Table of Contents
Alongside the explosive data growth that every organization is experiencing, there is an increasing demand for big data analytics, AI, commercial HPC, and other high-demand workloads. At the same time, enterprises want the flexibility of the cloud while keeping data and costs under control.
In theory a hybrid cloud strategy, for example, to take advantage of cloud bursting for additional processing power looks like the right choice; however, keeping data far from compute resources is very inefficient due to the increased latency. What’s more, high-performance cloud storage is very expensive, while egress fees and other hidden costs can quickly discourage its use for interactive workloads.
Moving data is also difficult, expensive, and inefficient. Even thinking about selecting a data set and moving it to a remote place can be challenging, especially if we think that we need the resulting data back after the compute job is ended. The sticky nature of data is usually described as “data gravity.” This is not news, but it is very important to understand before looking for a solution.
Every organization hopes to consolidate all its data in a single place, to make it more accessible and controllable, and to avoid the creation of data silos. But as already mentioned, moving large data sets back and forth is expensive and impractical, and accessing them remotely is challenging and inefficient as well. This is an issue that is becoming even more severe with edge-cloud and multi-cloud infrastructures and data repositories that can be located far from the applications. Expensive connectivity options can alleviate some of these issues, like bandwidth requirements, but they are not dynamic and cannot bring data closer to the CPU.
Financially speaking, this is a nightmare:
- Inefficiency introduced by latency results in poor CPU utilization, longer processing time, and higher compute costs.
- Moving entire data sets to the compute nodes for the job and then back when they are processed can dramatically increase cloud storage bills because of egress fees and the number of transactions necessary to complete the job.

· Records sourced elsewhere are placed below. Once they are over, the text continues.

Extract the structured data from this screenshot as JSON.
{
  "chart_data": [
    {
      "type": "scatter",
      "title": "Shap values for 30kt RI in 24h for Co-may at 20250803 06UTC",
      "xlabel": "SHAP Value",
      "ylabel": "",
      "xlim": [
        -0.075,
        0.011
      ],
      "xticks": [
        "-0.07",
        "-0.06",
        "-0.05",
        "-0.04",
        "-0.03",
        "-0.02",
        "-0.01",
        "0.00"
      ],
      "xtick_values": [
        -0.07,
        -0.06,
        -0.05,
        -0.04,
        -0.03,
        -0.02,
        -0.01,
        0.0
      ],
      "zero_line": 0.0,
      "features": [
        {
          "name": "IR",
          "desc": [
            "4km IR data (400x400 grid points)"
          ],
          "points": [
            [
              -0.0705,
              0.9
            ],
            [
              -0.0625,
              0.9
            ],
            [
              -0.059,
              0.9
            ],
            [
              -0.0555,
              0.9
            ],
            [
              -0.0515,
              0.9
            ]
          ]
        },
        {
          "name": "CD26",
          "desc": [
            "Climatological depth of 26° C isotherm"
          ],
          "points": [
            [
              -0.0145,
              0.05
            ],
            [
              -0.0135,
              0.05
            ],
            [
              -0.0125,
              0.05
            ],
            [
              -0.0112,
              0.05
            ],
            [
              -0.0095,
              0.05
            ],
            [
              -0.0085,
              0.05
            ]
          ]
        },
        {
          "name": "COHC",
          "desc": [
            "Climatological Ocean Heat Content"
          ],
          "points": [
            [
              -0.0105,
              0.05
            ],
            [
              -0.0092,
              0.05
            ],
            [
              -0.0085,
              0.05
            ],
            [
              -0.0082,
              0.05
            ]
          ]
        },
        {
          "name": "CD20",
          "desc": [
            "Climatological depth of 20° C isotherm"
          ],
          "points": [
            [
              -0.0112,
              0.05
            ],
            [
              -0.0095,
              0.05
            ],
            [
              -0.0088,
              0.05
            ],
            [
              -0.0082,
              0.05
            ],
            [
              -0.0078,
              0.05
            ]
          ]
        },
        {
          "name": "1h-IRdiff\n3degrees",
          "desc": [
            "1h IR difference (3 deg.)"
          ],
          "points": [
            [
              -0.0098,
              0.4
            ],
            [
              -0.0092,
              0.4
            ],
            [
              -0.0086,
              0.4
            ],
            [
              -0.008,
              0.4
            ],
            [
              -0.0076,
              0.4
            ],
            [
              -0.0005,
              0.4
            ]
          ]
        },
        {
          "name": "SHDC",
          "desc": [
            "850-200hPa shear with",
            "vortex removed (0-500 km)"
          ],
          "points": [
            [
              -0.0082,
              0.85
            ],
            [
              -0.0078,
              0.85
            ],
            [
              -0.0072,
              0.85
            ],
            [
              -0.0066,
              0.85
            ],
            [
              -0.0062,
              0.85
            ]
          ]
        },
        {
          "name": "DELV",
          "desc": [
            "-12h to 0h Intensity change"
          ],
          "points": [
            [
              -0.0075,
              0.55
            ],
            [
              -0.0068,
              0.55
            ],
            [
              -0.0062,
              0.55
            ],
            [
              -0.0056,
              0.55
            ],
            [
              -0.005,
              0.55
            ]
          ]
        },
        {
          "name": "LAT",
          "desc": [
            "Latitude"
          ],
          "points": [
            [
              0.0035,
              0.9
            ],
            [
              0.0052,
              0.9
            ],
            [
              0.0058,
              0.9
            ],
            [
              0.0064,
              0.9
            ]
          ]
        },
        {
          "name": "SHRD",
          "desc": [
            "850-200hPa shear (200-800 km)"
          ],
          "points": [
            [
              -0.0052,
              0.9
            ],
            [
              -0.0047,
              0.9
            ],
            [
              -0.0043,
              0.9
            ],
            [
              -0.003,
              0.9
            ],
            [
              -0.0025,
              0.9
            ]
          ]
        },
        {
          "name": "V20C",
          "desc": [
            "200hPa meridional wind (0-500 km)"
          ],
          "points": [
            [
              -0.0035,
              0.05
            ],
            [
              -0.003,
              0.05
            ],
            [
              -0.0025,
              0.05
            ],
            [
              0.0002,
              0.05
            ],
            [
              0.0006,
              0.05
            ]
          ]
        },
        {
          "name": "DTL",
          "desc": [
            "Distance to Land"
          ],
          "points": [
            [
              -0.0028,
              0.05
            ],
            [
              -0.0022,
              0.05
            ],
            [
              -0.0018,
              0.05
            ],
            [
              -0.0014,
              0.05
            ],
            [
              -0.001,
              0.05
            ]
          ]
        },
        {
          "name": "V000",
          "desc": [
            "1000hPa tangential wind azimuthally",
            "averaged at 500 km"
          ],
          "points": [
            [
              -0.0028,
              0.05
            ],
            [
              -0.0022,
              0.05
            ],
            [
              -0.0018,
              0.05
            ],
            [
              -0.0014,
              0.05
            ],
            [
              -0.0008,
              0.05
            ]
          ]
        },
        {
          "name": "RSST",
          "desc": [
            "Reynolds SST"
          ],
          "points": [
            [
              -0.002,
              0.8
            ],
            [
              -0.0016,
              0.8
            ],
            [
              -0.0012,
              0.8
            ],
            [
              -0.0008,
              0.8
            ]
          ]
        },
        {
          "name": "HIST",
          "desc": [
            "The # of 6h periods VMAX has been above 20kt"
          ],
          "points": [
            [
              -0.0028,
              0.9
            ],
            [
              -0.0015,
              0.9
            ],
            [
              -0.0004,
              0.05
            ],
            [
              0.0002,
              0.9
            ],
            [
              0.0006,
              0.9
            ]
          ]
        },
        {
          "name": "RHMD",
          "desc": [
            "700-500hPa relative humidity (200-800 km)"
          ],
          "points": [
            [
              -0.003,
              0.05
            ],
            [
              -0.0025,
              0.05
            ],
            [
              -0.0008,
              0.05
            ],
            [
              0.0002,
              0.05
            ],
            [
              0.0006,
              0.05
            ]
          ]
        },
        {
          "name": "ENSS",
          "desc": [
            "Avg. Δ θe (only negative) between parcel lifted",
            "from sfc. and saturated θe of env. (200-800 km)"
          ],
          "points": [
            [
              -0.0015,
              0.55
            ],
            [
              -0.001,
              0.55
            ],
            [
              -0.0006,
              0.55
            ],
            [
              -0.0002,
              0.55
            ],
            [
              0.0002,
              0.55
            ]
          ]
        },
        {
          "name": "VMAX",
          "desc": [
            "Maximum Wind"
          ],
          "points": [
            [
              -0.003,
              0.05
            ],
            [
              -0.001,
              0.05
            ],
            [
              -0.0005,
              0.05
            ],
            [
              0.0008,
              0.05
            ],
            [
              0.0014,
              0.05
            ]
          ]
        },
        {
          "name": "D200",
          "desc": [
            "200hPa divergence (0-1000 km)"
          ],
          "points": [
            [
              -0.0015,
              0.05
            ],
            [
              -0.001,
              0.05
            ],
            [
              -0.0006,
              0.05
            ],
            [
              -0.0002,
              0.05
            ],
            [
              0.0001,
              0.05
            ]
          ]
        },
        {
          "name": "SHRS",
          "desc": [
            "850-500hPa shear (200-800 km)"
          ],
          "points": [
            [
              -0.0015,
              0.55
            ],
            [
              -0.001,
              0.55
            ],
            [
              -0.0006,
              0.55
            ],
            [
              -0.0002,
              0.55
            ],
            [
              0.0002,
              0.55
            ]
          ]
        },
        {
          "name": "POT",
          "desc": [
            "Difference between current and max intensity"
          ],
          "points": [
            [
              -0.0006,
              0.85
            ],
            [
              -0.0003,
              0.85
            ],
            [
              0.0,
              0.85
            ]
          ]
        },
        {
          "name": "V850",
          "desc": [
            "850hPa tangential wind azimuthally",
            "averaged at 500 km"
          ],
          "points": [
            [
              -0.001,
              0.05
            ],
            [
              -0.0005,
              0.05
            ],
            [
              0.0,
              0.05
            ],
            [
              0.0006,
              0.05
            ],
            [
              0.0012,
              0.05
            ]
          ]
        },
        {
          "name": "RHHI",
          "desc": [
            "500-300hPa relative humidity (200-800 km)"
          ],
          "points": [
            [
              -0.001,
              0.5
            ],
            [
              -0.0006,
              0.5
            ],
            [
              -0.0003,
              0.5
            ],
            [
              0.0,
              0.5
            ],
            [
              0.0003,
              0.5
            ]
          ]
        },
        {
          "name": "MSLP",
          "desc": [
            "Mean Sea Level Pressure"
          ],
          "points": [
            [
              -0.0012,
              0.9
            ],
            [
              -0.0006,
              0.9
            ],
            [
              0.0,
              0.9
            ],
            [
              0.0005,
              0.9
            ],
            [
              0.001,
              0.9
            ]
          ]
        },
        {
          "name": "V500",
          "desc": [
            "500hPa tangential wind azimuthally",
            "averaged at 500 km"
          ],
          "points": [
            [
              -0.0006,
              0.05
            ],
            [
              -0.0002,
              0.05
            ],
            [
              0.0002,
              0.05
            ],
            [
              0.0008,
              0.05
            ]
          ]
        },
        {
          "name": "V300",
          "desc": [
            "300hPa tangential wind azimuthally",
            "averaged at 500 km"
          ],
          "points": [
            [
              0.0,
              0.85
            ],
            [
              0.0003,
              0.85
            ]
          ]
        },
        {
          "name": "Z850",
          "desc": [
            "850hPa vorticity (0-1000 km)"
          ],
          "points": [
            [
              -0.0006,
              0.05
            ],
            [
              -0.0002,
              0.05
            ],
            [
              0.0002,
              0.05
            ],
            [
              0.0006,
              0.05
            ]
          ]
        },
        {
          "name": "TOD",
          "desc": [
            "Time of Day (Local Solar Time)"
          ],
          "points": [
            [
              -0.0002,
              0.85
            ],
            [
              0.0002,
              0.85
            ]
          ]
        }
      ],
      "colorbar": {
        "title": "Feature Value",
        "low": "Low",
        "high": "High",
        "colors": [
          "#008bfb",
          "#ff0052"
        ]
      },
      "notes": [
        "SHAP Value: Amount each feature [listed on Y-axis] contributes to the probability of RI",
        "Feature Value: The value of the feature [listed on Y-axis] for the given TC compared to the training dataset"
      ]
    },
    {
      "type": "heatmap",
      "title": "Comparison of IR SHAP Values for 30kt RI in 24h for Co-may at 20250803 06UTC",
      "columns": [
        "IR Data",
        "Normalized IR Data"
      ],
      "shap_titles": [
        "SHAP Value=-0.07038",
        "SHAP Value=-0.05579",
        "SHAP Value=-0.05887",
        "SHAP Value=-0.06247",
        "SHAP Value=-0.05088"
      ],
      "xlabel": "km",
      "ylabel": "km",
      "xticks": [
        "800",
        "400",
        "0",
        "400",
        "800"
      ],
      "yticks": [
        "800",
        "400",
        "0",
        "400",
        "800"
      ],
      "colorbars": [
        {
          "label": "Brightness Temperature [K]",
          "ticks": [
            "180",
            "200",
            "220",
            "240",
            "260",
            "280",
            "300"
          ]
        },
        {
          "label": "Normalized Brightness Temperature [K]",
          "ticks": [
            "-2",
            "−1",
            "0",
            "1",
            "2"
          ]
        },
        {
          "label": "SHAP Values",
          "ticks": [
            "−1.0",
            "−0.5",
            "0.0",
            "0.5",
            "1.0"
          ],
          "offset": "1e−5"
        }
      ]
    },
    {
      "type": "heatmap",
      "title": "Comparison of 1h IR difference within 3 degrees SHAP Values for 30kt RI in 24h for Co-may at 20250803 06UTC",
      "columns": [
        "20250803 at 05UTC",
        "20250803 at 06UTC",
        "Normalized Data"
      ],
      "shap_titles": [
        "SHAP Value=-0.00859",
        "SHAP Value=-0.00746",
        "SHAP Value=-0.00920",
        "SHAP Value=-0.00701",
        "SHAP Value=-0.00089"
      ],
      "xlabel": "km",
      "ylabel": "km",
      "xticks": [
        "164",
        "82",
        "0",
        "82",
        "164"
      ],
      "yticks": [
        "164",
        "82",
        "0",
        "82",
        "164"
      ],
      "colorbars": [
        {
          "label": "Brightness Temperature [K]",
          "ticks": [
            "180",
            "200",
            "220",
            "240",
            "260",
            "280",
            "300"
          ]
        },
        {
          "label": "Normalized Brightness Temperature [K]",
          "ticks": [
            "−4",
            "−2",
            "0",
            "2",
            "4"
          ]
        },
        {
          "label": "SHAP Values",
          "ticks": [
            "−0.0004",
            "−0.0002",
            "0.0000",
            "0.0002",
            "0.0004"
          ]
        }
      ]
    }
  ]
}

Costs increase and become unpredictable, posing several risks to the business and raising doubts about the sustainability of this model for the future.
Cloud providers built formidable virtual compute infrastructures that include acceleration options like FPGAs and GPUs for reasonable prices. Unfortunately, cloud storage often offers less flexibility, lacking the mechanisms to create cost-effective solutions for highly demanding workloads. The most interesting and cost-effective approach to bringing data close to the CPU, and to reducing latency with high-capacity volumes, is to separate the performance and access layer from capacity and protocol dependency. By doing so, it is possible to build a caching mechanism that works across long distances and the Internet, pushing hot data to the CPU and the applications that need it.
IC Manage Holodeck takes a unique approach to caching that enables users to take advantage of flash memory installed in the compute nodes and shared across high-speed local networks to intelligently cache data and metadata efficiently. The result: IC Manage enables users to accelerate many highly demanding workloads, both on-premises and in the cloud, to provide an impressive ROI quickly.